One wonders if the folks at FDA read The New York Times. If they do, we hope they go beyond the food and drug articles because a recent piece, titled Study Says Minicar Buyers Sacrifice Safety, should prompt many at the FDA to rethink their approach to food safety.
The gist of the article was not surprising:
Consumers who buy minicars to economize on fuel are making a big tradeoff when it comes to safety in collisions, according to an insurance group that slammed three minimodels into midsize ones in tests.
In a report prepared for release on Tuesday, the Insurance Institute for Highway Safety said that crash dummies in all three models tested — the Honda Fit, the Toyota Yaris and the Smart Fortytwo — fared poorly in the collisions. By contrast, the midsize models into which they crashed fared well or acceptably. Both the minicars and midsize cars were traveling 40 miles per hour, so the crash occurs at 80 m.p.h.
The institute concludes that while driving smaller and lighter cars saves fuel, “downsizing and down-weighting is also associated with an increase in deaths on the highway,” said Adrian Lund, the institute’s president.
“It’s a big effect — it’s not small,” he said in a telephone interview.
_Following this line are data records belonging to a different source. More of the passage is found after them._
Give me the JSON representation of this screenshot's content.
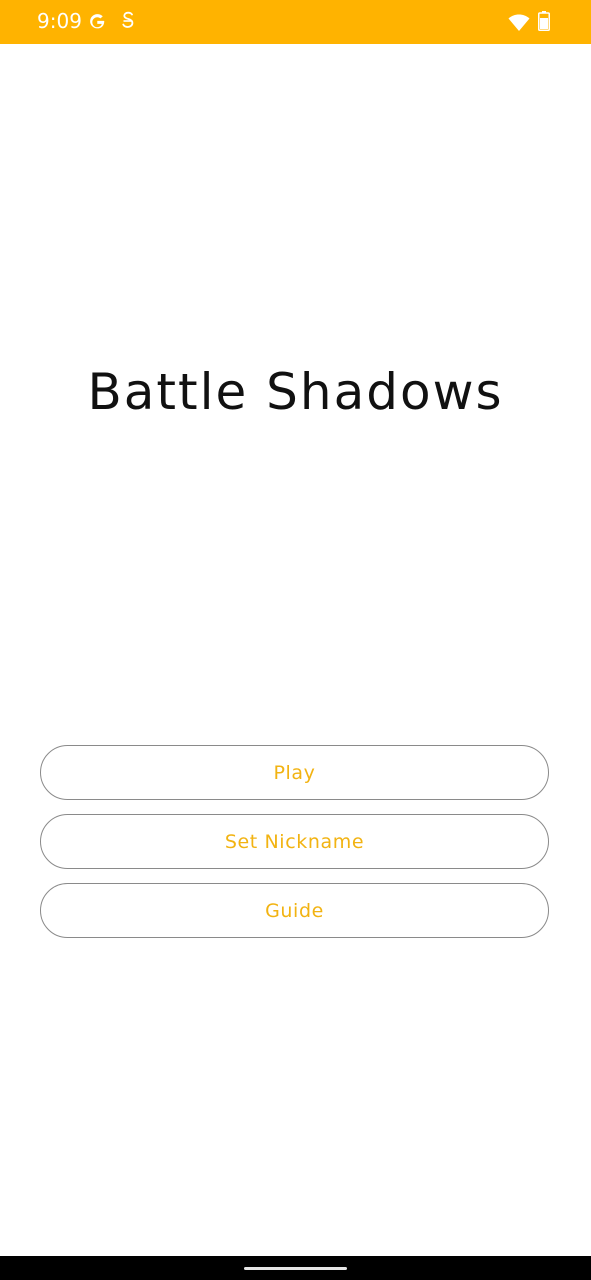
{
  "status_bar": {
    "time": "9:09",
    "background_color": "#ffb300",
    "icons": [
      "google-g-icon",
      "s-app-icon",
      "wifi-icon",
      "battery-icon"
    ]
  },
  "app": {
    "title": "Battle Shadows"
  },
  "menu": {
    "play_label": "Play",
    "nickname_label": "Set Nickname",
    "guide_label": "Guide",
    "button_text_color": "#f2b312",
    "button_border_color": "#8a8a8a"
  }
}
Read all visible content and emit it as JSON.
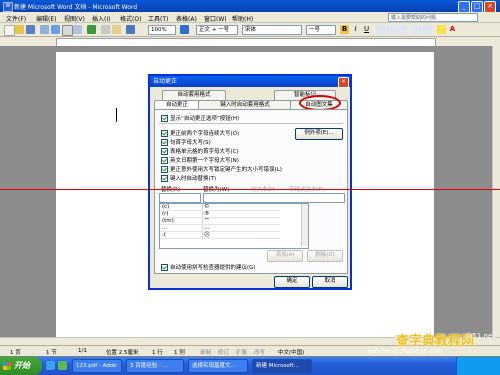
{
  "window": {
    "title": "新建 Microsoft Word 文档 - Microsoft Word"
  },
  "menu": {
    "items": [
      "文件(F)",
      "编辑(E)",
      "视图(V)",
      "插入(I)",
      "格式(O)",
      "工具(T)",
      "表格(A)",
      "窗口(W)",
      "帮助(H)"
    ],
    "help_placeholder": "键入需要帮助的问题"
  },
  "toolbar": {
    "zoom": "100%",
    "style": "正文 + 一号",
    "font": "宋体",
    "size": "一号",
    "bold": "B",
    "italic": "I",
    "underline": "U",
    "fontcolor": "A"
  },
  "dialog": {
    "title": "自动更正",
    "tabs_top": [
      "自动套用格式",
      "智能标记"
    ],
    "tabs_bottom": [
      "自动更正",
      "键入时自动套用格式",
      "自动图文集"
    ],
    "show_buttons": "显示“自动更正选项”按钮(H)",
    "options": [
      "更正前两个字母连续大写(O)",
      "句首字母大写(S)",
      "表格单元格的首字母大写(C)",
      "英文日期第一个字母大写(N)",
      "更正意外使用大写锁定键产生的大小写错误(L)",
      "键入时自动替换(T)"
    ],
    "exceptions_button": "例外项(E)...",
    "replace_label": "替换(R)",
    "with_label": "替换为(W)",
    "plain_text": "纯文本(P)",
    "formatted_text": "带格式文本(F)",
    "list": [
      {
        "from": "(c)",
        "to": "©"
      },
      {
        "from": "(r)",
        "to": "®"
      },
      {
        "from": "(tm)",
        "to": "™"
      },
      {
        "from": "...",
        "to": "…"
      },
      {
        "from": ":(",
        "to": "☹"
      }
    ],
    "add_button": "添加(A)",
    "delete_button": "删除(D)",
    "spell_checker": "自动使用拼写检查器提供的建议(G)",
    "ok": "确定",
    "cancel": "取消"
  },
  "statusbar": {
    "page": "1 页",
    "section": "1 节",
    "pages": "1/1",
    "position": "位置 2.5厘米",
    "line": "1 行",
    "col": "1 列",
    "rec": "录制",
    "trk": "修订",
    "ext": "扩展",
    "ovr": "改写",
    "lang": "中文(中国)"
  },
  "taskbar": {
    "start": "开始",
    "tasks": [
      "123.pdf - Adob",
      "3 百度经验 - ...",
      "选择实现基度文...",
      "新建 Microsoft..."
    ],
    "watermark_site": "查字典教程网",
    "watermark_url1": "jb51.net",
    "watermark_url2": "jiaocheng.chazidian.com"
  },
  "colors": {
    "accent_red": "#e00000",
    "title_blue": "#0a58d8"
  }
}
Although the report, titled Car Size and Weight are Crucial, is interesting, for our purposes the point is that consumers have to make trade-offs between different values. This is hardly a new insight… the article points out that this discussion has been going on a long time:
In 2002, the National Academy of Sciences said that steps by car manufacturers to reduce vehicle weight to comply with federal fuel economy standards had resulted in 1,300 to 2,600 additional deaths in 1993.
Yet, of course, this news — even coming directly from the National Academy of Sciences — did not lead to immediate repeal of the fuel economy standards, nor were laws passed mandating stronger bumpers or proof of better crash resistance. Lightweight vehicles were not recalled, nor were companies banned from selling them.
The question the FDA officials should be considering is why this is so. The answer is because safety, although obviously very important, is only one of many values.
It is highly likely that all these recalled pistachios, fully labeled with a hot pink sticker explaining the risks, would sell quite well at 50% off. Why? The risk is infinitesimal and, if you are healthy and strong, getting salmonellosis is not the most serious illness in the world.
The question is why the FDA wants to deny consenting adults the right to make judgments of these sorts, yet we allow people to make such judgments every day in selecting vehicles.
We would have no objection to the FDA keeping the public informed. We would actually be interested in knowing how much the FDA thinks a person’s risk of getting salmonellosis actually increases if one eats the recalled pistachios as opposed to non-recalled pistachios.
We suspect the FDA doesn’t make these analyses because it would show how inconsequential these broad FDA recalls are to food safety. If they told the public the kinds of facts that the Insurance Institute for Highway Safety is telling, consumers would ignore these FDA recommendations not to consume.
An objective observer would see that as a rational response to available information. FDA executives see it as making their agency less important. That may be the root of the problem.